I have a string containing a list of acceptable 1-character comment variables.

String comments = "#;";

And I want:

String[] parsedComments = {"#", ";"};

What RegEx string will solve my problems?

String[] parsedComments = comments.split(/*  "???"  */);
+1  A: 

Just access the string index using comments[0], comments[1] ... comments[n]

Lazarus
Not in Java; see cjstehno's answer.
Alan Moore
Too many languages on the go :)
Lazarus
+2  A: 

I misunderstood you in my original answer. You don't want Regex. Regex is used to find patterns, and you just want to split. You could use an empty string, but that will return an empty string as well as the characters.

Just access through the index.

Daniel
+3  A: 

This should do it, among other weird hacks:

String[] parsedComments = comments.split("(?!^)");

It's hardly a job for regex, though. May as well just iterate across the string and build an array out of each 1-character substring.

chaos
Not quite - I get a result of ["", "#", ";"] which can just as well be obtained by using "" as the argument to `split`.
Vinay Sajip
Oy. I'm testing the regex in Perl, and it doesn't do that. Edited to possibly suppress the empty string.
chaos
"(?<!^)" alone works just as well. In fact, it doesn't even have to be a lookbehind: "(?!^)" works, too.
Alan Moore
Well okay then. :)
chaos
+4  A: 

First, why do you need to break them into an array? A String has almost the exact same methods available to getting chars at indexes and virtually the same performance.

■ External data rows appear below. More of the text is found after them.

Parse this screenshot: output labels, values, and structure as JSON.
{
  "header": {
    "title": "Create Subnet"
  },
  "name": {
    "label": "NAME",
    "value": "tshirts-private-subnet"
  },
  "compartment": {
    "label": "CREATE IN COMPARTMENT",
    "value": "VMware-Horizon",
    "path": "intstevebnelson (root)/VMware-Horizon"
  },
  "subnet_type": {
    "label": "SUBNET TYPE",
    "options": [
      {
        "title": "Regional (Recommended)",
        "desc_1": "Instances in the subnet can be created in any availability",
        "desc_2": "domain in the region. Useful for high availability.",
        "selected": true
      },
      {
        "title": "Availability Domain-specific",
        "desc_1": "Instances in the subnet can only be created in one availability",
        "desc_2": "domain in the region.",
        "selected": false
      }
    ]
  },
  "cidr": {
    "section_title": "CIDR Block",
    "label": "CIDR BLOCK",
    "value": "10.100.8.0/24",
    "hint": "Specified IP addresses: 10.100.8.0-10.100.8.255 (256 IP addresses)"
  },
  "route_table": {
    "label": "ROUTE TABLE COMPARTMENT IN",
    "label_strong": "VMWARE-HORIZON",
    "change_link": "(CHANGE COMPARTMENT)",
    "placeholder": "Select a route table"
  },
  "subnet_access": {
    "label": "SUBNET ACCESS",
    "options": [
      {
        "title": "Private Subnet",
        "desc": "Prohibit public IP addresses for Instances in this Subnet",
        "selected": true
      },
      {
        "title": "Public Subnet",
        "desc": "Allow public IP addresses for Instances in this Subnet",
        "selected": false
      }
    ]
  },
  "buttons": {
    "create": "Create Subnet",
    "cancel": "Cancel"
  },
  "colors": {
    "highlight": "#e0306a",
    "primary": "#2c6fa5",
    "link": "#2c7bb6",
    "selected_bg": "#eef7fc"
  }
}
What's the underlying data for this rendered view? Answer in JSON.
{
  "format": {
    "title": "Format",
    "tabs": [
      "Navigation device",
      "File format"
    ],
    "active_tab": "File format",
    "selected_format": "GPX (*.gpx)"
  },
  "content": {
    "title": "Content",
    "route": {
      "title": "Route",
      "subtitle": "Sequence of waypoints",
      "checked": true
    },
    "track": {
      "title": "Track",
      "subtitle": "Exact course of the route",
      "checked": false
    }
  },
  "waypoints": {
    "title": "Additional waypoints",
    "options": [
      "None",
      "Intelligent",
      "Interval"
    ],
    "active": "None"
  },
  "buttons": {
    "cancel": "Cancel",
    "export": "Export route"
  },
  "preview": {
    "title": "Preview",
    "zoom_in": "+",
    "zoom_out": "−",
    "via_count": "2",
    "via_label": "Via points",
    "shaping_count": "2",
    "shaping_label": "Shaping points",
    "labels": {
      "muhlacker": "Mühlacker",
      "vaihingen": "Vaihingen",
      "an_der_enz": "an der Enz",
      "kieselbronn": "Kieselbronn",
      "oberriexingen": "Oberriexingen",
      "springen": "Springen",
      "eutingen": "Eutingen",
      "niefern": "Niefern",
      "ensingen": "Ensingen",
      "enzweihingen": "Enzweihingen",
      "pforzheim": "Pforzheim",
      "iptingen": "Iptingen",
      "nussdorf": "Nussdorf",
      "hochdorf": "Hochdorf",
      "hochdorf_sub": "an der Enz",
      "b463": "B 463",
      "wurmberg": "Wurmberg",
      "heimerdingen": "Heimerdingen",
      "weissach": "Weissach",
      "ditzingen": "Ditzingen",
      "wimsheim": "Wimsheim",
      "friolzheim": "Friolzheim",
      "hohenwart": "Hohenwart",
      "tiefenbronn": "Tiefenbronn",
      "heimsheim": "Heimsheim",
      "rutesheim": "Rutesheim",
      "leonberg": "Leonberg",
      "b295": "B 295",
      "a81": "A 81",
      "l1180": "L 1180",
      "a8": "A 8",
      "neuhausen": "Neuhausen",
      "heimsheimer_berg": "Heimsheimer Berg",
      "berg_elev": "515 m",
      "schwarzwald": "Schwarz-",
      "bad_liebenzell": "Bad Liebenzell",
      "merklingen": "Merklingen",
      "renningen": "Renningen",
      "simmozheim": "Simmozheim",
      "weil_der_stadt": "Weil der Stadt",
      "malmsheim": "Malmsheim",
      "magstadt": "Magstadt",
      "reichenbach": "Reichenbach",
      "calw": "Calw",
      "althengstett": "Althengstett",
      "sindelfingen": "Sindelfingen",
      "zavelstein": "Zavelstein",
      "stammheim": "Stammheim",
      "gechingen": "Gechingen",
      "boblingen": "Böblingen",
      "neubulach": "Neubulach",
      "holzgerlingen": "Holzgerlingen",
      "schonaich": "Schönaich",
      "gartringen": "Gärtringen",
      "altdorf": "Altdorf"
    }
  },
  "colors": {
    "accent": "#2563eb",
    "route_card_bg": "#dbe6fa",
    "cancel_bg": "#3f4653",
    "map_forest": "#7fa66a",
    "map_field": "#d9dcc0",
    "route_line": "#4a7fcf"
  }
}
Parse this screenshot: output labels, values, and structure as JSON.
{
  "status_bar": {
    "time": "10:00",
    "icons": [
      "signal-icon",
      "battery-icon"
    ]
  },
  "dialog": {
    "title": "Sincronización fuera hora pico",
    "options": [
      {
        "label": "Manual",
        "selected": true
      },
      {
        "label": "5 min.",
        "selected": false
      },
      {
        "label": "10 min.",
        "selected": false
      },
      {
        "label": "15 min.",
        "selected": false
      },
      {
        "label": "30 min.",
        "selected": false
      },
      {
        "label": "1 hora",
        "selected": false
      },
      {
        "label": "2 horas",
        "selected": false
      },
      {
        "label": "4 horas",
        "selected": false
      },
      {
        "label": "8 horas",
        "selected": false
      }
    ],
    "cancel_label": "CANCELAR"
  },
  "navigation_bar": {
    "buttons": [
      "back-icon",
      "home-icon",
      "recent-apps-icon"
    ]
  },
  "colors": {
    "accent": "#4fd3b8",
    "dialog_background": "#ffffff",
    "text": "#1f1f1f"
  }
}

But, to answer your question:

string.split("");

This will give you an extra empty string at the first pos of the resulting array.

jjnguy
Thanks. It looks like I was trying to make it waay more complicated than it needed to be.
Nate
+11  A: 

Why do you want to use a regex? Try String.toCharArray() for example.

soulmerge
You just skeeted me.
Martinho Fernandes
I agree that using regexes is overkill, but your example gives a `char []` result rather than a `String[]` result.
Vinay Sajip
That is true. But a character array is a much better data structure for storing - well - an array of characters, unless, of course, you absolutely need a string array for some obscure reasons. But any local code can be updated to work with the more intuitive `char[]` type.
soulmerge
+2  A: 

I tried to add this as a comment to "Daniel" and "Lazarus", but I don't have enough reputation points yet... unless I am misunderstanding you, you are saying to access the original string using the index. You cannot do that in Java.

String foo = "abcde";
String bee = foo[1]; // not valid

If I have misunderstood you, I apologize. If not, I wanted to clarify that for posterity. :-)

cjstehno
You're right: a Java String is not just an array of char's. You *can* access a character by its index, but you do it by means of the charAt() method. (Or codePointAt() if you want to allow for surrogate pairs.)